五章 魔剣侵蝕

第51話 胡蝶キリカ


 毎日午後九時か十時には床につき、毎日八時間眠るのが俺の基本的ルーティン。

 睡眠時間イコール生活の質だからな。徹夜なんかする奴の気が知れない。


「ただいま」


 今日は早朝シフトが入っているため五時起き。

 台所で朝と昼の支度をしていたら、良いタイミングで姉貴が帰って来た。


「おかえり。夜勤お疲れ」

「ん」

「ちょうど風呂沸いたから入ってきなよ。着替えはいつものとこな」

「んー」


 欠伸を噛み殺しつつ、重たげな足取りで脱衣所に向かう姉貴。


 安さだけが取り柄の市営ボロアパートだが、風呂トイレ別なのは助かってる。

 ユニットバスは掃除こそラクだが、個人的にキツい。


〈……相変わらず愛想の無い女ねぇ。あれで本当に看護師なんか務まってるの?〉


 背後に現れ、怪訝そうに呟くジャンヌ。

 あー、と開けられた口にひとつ卵焼きを放り込み、残りを皿に盛った。


「さあな。ま、今は金ならあるんだ。嫌になったら辞めればいいさ」


 俺と姉貴──胡蝶キリカに両親は居ない。

 四年前、交通事故で亡くなった。


 頼れる親族などのアテもなかったため、以降こうして二人暮らしの身。

 事故当時まだ短大生であった姉貴には、随分と苦労をかけさせた。


 当の姉貴の反対を押し切ってでも施設に入るべきだったのではと、今でも時々思う。

 ただ同時に、俺だって唯一残った肉親と離れがたかったのも事実。


 ──だからこそ、危ない橋を渡ってでも虚の剣を金に換えたってのに。


 表向きは宝くじの当選金というあぶく銭にも関わらず、一銭だって受け取りゃしない。


「姉貴は少しくらい、自分に金を使うべきだ」


 服とか化粧品とか小物とかな。

 俺もあと半年で独り立ちする予定なんだし、多少贅沢したってバチは当たるまいに。


 こうなったら店長代理にオススメとか聞いて、一式買い揃えて直接渡そうかな。

 現物なら受け取ってくれるかも知れん。
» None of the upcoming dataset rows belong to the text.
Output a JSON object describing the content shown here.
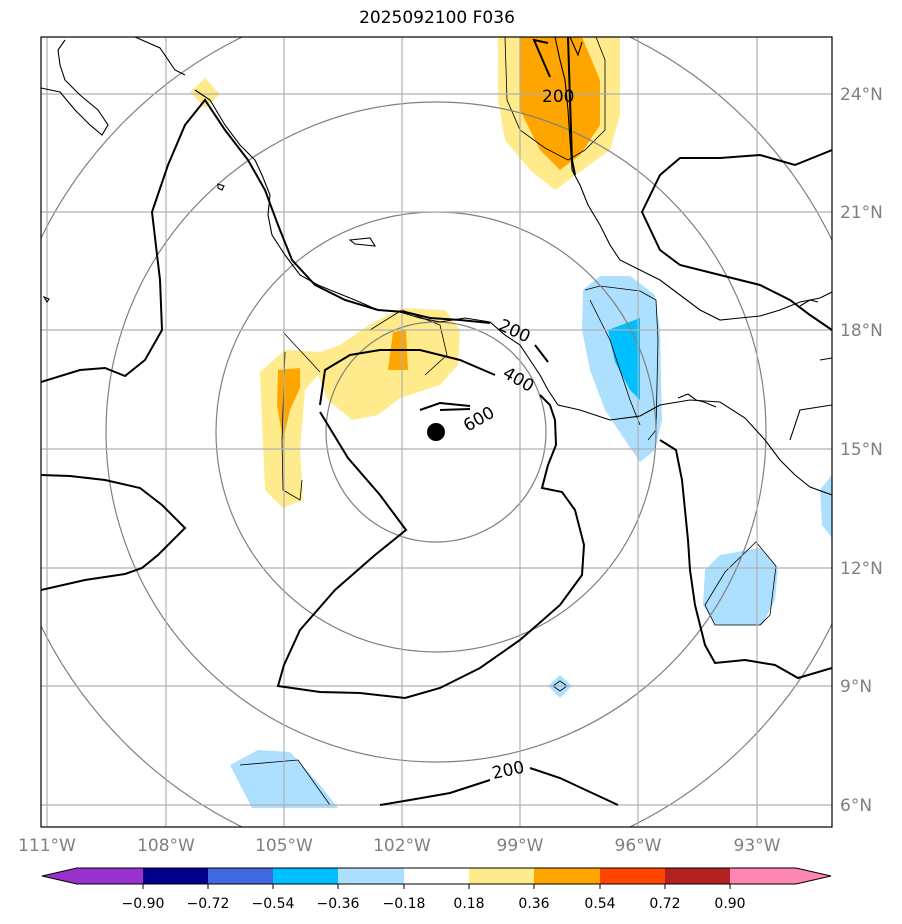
{
  "title": "2025092100 F036",
  "map": {
    "lon_labels": [
      "111°W",
      "108°W",
      "105°W",
      "102°W",
      "99°W",
      "96°W",
      "93°W"
    ],
    "lat_labels": [
      "24°N",
      "21°N",
      "18°N",
      "15°N",
      "12°N",
      "9°N",
      "6°N"
    ],
    "contour_labels": [
      "200",
      "200",
      "400",
      "600",
      "200"
    ],
    "storm_center": {
      "lon": "101.1°W",
      "lat": "15.4°N"
    },
    "colors": {
      "coast": "#000000",
      "grid": "#b0b0b0",
      "range_rings": "#808080",
      "pos_fill_1": "#ffea8c",
      "pos_fill_2": "#ffa500",
      "neg_fill_1": "#addfff",
      "neg_fill_2": "#00bfff"
    }
  },
  "colorbar": {
    "labels": [
      "−0.90",
      "−0.72",
      "−0.54",
      "−0.36",
      "−0.18",
      "0.18",
      "0.36",
      "0.54",
      "0.72",
      "0.90"
    ],
    "colors": [
      "#9932cc",
      "#00008b",
      "#4169e1",
      "#00bfff",
      "#addfff",
      "#ffffff",
      "#ffea8c",
      "#ffa500",
      "#ff4500",
      "#b22222",
      "#ff85b3"
    ]
  }
}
俺が持ってても仕方ないし。


「あとは温泉旅行とか、高いレストランとか……色々調べとくか」


 好きなように着飾って、ハイスペ男をつかまえて、結婚して、子供に囲まれて。

 せっかく美人に生まれたんだ。そのくらいには報われていい筈。


 …………。

 正直言って、俺は他人の幸せにも、自分自身の幸せにも、さほどの興味は無い。


 だが姉貴は、姉貴にだけは、幸福で満ちた人生を送って欲しいと願っている。


 この世でたった一人の、家族なのだから。






〈あーもー、なんで服を脱ぎ散らかしてるのよ。洗濯機に放り込むだけでしょうが〉


 出来上がった朝食をテーブルに並べていたら、脱衣所からジャンヌの愚痴。


 姉貴、ちょっとズボラなところがあるんだよな。

 あると言うか、年々生活力が落ちてると言うか……何故だろう。


 まあ家事全般は俺がこなしてるから、今のところ問題無いんだが。


〈ったく……あら? ねージンヤ、キリカが湯船の中で寝落ちしてるけどー?〉


 ダッシュで助けに行った。

 仮にも看護師が風呂場で溺れて病院搬送とか、笑い話にもならない。